Pour faciliter ces mutations, «il va falloir construire des immeubles tertiaires moins profonds qu’aujourd’hui. Cela permettra aux espaces de second jour d’avoir plus de lumière afin d’être un jour habitables», explique Walid Goudiard, directeur AMO-MOE chez Jones Lang LaSalle, qui pointe aussi le défi environnemental. «Pour prendre en compte le changement climatique et préserver l’environnement, il faudra intégrer davantage dans le processus de construction le remploi de matériaux existants, développer la filière bois avec une approche circulaire», ajoute ce dernier.

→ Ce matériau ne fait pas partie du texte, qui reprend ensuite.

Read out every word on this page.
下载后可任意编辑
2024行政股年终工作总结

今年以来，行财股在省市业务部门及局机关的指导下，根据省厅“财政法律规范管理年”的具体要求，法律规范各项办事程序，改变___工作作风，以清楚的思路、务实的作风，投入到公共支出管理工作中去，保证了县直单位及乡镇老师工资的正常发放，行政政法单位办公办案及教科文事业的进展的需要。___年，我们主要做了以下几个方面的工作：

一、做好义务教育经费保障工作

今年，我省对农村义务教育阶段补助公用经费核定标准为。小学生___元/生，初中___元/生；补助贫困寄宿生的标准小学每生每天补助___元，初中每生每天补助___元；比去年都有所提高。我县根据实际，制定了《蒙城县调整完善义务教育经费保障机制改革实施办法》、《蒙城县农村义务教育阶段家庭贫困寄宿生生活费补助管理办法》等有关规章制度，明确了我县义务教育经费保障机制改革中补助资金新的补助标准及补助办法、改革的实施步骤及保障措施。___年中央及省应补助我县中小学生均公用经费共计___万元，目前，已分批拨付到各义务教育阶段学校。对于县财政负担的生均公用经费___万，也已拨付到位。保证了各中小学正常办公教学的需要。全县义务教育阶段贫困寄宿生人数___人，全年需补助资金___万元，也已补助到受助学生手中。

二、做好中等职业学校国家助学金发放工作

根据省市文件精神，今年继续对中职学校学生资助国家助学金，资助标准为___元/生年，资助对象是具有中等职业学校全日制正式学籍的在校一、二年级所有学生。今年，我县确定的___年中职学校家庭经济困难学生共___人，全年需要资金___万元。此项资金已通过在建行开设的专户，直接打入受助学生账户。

L’autre enjeu à venir est numérique. Connecté à ses utilisateurs, l’immeuble va devenir intelligent, capable d’analyser les consommations énergétiques et de les réguler en fonction de l’utilisation réelle des espaces. «Des réflexions sont menées pour développer des applications capables de détecter les habitudes des occupants des lieux pour leur proposer, comme dans l’hôtellerie, des offres de services sur mesure», indique Tania Bontemps, présidente France d’Union Investment Real Estate, un investisseur allemand.

L’immeuble de demain devrait aussi être connecté à son quartier et à son environnement pour notamment mutualiser l’usage des énergies. «Toutes ces innovations à venir et ces capacités de transformation devraient à terme rendre ces bâtiments nouvelle génération plus flexibles et plus faciles à gérer. Ils devraient devenir moins vite obsolètes que ceux érigés il y a encore cinq ans que l’on peut difficilement faire muter», affirme Rémy Gaston-Dreyfus, président fondateur de GDG Investissements.